"就拿这幅作品来说吧。您说过这是在表现那些因社会关系而强颜欢笑,实则内心哭泣的现代人,对吧?"
「好的。」
马恩灿应声道。
「在我眼中,这分明是艺术家饱受煎熬的模样。」
加里摩尔的目光被马银灿的独作《自画像》所吸引。
他在纸上反复刻下深浅不一的刀痕,通过精准控制刻痕的深浅与间距来表现明暗变化,这是一件需要极高技巧才能呈现出立体形态的艺术作品。
"这件作品也是如此。真难以想象您经历了多少次失败才达到这样的境界。"
“……。”
「白作家的这部作品同样令人叹为观止。
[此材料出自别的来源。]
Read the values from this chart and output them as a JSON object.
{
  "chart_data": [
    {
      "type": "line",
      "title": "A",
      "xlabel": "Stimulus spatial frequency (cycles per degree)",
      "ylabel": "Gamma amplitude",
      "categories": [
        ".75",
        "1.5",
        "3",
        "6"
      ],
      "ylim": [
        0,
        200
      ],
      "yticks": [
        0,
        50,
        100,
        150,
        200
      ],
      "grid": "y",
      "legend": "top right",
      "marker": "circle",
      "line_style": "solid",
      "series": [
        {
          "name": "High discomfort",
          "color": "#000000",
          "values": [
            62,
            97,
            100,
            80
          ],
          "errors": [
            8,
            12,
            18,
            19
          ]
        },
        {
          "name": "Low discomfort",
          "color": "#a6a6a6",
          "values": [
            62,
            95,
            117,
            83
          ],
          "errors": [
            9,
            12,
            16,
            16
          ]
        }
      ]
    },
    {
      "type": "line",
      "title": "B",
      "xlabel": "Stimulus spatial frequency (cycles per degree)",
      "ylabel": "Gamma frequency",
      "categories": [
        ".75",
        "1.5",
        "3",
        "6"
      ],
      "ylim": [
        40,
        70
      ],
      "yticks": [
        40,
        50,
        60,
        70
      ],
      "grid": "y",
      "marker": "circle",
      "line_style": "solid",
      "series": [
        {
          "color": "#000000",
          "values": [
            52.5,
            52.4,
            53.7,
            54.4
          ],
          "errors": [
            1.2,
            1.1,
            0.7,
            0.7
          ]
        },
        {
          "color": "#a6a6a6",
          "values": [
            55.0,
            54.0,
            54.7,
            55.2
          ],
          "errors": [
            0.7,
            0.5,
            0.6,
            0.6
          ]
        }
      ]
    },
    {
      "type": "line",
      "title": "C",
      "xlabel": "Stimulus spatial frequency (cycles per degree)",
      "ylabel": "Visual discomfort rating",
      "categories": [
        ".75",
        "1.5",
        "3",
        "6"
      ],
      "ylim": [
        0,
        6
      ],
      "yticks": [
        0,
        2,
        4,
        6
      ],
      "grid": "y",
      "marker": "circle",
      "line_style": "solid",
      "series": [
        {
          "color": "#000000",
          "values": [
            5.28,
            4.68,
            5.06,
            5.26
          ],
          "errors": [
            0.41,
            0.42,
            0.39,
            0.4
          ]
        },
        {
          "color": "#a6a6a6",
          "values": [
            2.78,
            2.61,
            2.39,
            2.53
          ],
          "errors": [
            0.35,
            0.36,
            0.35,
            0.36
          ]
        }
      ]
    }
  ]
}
」
白世基的《花无十日红》是garymoore近期所看作品中最令人惊艳的一部。
在画板上精心布置彩色细沙,勾勒出花朵的形态。
这是一幅需要将颜料向上抛洒才能完成的作品。
翻动沙盘时手腕轻轻一旋,前方的沙粒高高扬起,后方的沙粒则停留在较低位置,悬浮在空中的沙粒就这样保持着形态,在空中定格了片刻。
这幅作品以为题,寓意着红花难以常开不败。
这幅作品在诉说华丽易逝的同时,也传递着另一种讯息那些转瞬即逝的美好所留下的印记,却能在记忆中永恒延续。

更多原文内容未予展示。